それでも、私はこの任務を成功させなければならたい。
そのためにはこの伊達軍に潜り込むことは必須。
「武田の忍ふぜいが俺の周りをチョロチョロしていようが関係ねえ。好きにしな」
忍ふぜい・・・?
なんて口の悪い・・・。
「お待ち下さい、政宗様」
「何だ小十郎」
言い方は何にせよ許可の言葉を貰ったところだったのに、そこへ片倉小十郎が横やりを入れてきた。

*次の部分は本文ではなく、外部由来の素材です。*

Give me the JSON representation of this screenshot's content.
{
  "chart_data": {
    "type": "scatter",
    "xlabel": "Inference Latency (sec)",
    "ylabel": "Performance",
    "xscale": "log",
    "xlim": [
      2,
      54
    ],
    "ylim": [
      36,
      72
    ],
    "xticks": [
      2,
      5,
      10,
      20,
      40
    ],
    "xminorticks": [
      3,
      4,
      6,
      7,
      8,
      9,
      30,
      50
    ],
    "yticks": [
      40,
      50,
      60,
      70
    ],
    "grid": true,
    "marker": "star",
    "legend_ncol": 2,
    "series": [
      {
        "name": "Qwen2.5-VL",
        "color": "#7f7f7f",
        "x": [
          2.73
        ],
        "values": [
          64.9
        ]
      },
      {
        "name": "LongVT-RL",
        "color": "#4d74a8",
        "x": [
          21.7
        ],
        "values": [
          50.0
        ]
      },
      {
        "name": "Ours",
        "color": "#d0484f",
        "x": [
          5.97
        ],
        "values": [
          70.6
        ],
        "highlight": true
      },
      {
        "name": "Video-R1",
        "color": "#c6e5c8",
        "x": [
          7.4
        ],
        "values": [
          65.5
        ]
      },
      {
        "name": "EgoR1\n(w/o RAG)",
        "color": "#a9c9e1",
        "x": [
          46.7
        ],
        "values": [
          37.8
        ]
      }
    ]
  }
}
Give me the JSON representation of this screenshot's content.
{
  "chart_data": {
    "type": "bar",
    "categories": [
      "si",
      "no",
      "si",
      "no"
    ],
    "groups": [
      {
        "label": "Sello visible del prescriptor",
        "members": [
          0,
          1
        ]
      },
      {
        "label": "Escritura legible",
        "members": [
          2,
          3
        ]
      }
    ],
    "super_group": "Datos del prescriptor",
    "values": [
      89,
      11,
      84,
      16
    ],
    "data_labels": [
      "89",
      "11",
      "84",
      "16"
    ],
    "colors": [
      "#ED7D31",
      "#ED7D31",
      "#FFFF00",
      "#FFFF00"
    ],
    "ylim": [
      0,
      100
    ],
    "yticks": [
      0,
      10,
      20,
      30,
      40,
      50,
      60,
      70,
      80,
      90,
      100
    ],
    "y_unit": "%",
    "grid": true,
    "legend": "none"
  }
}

「かの同盟の話は、織田にも、他国の武将にも知れております。この機に伊達軍に紛れ込もうという奇特な申し出、とても信用なりません」
「・・・確かにな」
「なっ・・・私は、紛れもなく武田の忍だ! 武田の使いで参ったのだ!」
むきになって言い返すと、さらなる重圧をかけるように片倉小十郎はその目を光らせる。
「武田の忍であっても同じことだ。敵には変わりねえ。寄越した人間がくノ一だってことにも納得がいかねえんだよ」
「ハッ、確かに、俺たちの行く戦場は、アンタみたいなのが来るところじゃねえな」
独眼竜に対する口調とは打ってかわって、片倉小十郎はすごみのある口調で私を追いたててくる。
それに、くノ一だということがなぜいけないのだ。
それは、この二人が、女である私が信用できないと思っているからなのだろう。